Contudo, em estudos sobre as propriedades psicométricas desse instrumento, encontram-se algumas controvérsias na análise de seus fatores. Segundo o autor do Brief COPE (Carver, 1997), o instrumento compõe-se de um total de 14 fatores; porém, Krägeloh (2011) identificou incongruências com a versão original. Devido a isso, os autores realizaram diversas análises fatoriais para a interpretação das estratégias de enfrentamento. Por exemplo, enquanto alguns estudos utilizam o modelo original de 14 fatores (Ashktorab et al., 2017; García et al., 2018), outros empregam nove fatores (Pozzi et al., 2015; Snell et al., 2011) ou até três fatores (Brasileiro et al., 2016; Peters et al., 2020). Portanto, a investigação desse questionário em outros contextos na população brasileira é recomendada (Brasileiro et al., 2016). Estudos de análise das propriedades psicométricas dão apoio à validade dos instrumentos, abordando se ele é capaz de aferir o que se propõe a medir (Souza et al., 2017). Além disso, analisar a confiabilidade e a validade de um instrumento auxilia os pesquisadores a escolherem a melhor ferramenta para sua pesquisa (Souza et al., 2017).

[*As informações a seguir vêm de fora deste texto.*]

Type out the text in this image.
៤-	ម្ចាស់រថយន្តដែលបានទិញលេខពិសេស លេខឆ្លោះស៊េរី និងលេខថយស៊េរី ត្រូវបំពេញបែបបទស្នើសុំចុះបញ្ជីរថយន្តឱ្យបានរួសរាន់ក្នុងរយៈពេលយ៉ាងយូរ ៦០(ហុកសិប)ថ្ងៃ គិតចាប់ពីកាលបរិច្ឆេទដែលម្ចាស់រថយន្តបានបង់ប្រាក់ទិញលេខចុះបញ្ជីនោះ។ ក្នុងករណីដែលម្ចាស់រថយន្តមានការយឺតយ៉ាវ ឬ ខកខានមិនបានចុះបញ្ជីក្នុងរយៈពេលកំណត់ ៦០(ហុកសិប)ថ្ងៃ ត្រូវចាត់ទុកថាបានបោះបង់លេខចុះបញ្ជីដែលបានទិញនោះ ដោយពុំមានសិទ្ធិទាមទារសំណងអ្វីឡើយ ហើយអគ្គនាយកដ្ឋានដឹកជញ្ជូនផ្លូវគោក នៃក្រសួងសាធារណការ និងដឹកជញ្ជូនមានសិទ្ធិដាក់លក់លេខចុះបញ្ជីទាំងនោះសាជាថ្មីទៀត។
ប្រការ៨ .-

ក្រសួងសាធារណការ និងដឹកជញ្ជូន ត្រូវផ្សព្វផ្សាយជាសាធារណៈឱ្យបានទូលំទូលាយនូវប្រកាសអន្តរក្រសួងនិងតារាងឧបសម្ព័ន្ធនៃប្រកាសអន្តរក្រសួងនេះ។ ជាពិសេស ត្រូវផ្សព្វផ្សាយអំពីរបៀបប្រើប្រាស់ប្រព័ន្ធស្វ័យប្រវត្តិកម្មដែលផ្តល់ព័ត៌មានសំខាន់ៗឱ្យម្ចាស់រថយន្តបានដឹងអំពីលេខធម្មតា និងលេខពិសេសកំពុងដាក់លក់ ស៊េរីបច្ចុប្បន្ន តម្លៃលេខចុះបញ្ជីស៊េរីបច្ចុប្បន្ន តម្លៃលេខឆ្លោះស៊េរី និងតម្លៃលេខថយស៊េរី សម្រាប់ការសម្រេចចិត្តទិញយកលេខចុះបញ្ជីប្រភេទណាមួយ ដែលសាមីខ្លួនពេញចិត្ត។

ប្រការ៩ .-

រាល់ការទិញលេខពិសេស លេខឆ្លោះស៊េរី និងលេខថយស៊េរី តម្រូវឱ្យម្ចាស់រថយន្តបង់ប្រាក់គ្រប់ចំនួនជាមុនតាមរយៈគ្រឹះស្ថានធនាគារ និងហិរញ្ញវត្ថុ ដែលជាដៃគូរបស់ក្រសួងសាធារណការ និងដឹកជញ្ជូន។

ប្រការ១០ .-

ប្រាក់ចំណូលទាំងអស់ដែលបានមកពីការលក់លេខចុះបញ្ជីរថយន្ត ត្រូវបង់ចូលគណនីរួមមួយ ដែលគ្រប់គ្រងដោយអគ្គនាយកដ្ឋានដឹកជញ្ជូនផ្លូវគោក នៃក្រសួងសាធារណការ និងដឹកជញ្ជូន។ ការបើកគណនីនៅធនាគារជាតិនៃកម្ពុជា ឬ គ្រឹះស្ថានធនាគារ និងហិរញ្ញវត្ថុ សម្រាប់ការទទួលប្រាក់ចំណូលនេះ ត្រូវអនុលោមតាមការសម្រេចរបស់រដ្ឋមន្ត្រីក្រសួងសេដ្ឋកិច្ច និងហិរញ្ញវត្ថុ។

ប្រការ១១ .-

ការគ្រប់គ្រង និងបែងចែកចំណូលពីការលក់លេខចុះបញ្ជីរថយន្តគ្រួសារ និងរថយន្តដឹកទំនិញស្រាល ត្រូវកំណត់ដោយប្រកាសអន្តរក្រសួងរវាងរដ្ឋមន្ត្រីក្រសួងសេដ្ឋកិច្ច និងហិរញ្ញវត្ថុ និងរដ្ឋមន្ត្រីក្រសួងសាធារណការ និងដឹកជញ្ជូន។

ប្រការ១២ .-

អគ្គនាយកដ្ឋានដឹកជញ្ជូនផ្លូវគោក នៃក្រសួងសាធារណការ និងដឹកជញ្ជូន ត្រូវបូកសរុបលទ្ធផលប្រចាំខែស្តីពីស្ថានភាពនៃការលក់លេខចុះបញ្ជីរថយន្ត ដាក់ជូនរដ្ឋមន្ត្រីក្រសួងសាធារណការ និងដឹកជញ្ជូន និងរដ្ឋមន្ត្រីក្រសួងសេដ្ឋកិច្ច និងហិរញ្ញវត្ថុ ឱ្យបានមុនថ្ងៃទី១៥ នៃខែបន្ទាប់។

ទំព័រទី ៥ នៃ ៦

Apesar de ser um questionário amplamente difundido na literatura, os dados fazem interrogar quais são os fatores externos, socioeconômicos e culturais que geram divergências nas análises fatoriais. Ao trazer esses questionamentos para um contexto em que as estratégias de enfrentamento adotadas pelos profissionais de saúde vêm sendo estudadas (Huang et al., 2020; Yousif Ali et al., 2019), pretendemos avaliar a confiabilidade e a estrutura fatorial do questionário Brief COPE em fisioterapeutas brasileiros durante a pandemia de Covid-19. O conhecimento acerca das experiências e enfrentamento dos fisioterapeutas brasileiros pode guiar a implementação de suporte psicológico e laboral a esses trabalhadores. Além disso, este estudo pretende contribuir para as análises das propriedades psicométricas do Brief COPE.
Método
Delineamento e participantes
Este é um estudo observacional transversal quantitativo. A amostra foi composta por 304 fisioterapeutas, com média de 32,93 anos de idade (DP=0,45), que trabalhavam em hospitais públicos ou privados no Brasil, durante a pandemia de Covid-19. As características sociodemográficas da amostra estão descritas na Tabela 1.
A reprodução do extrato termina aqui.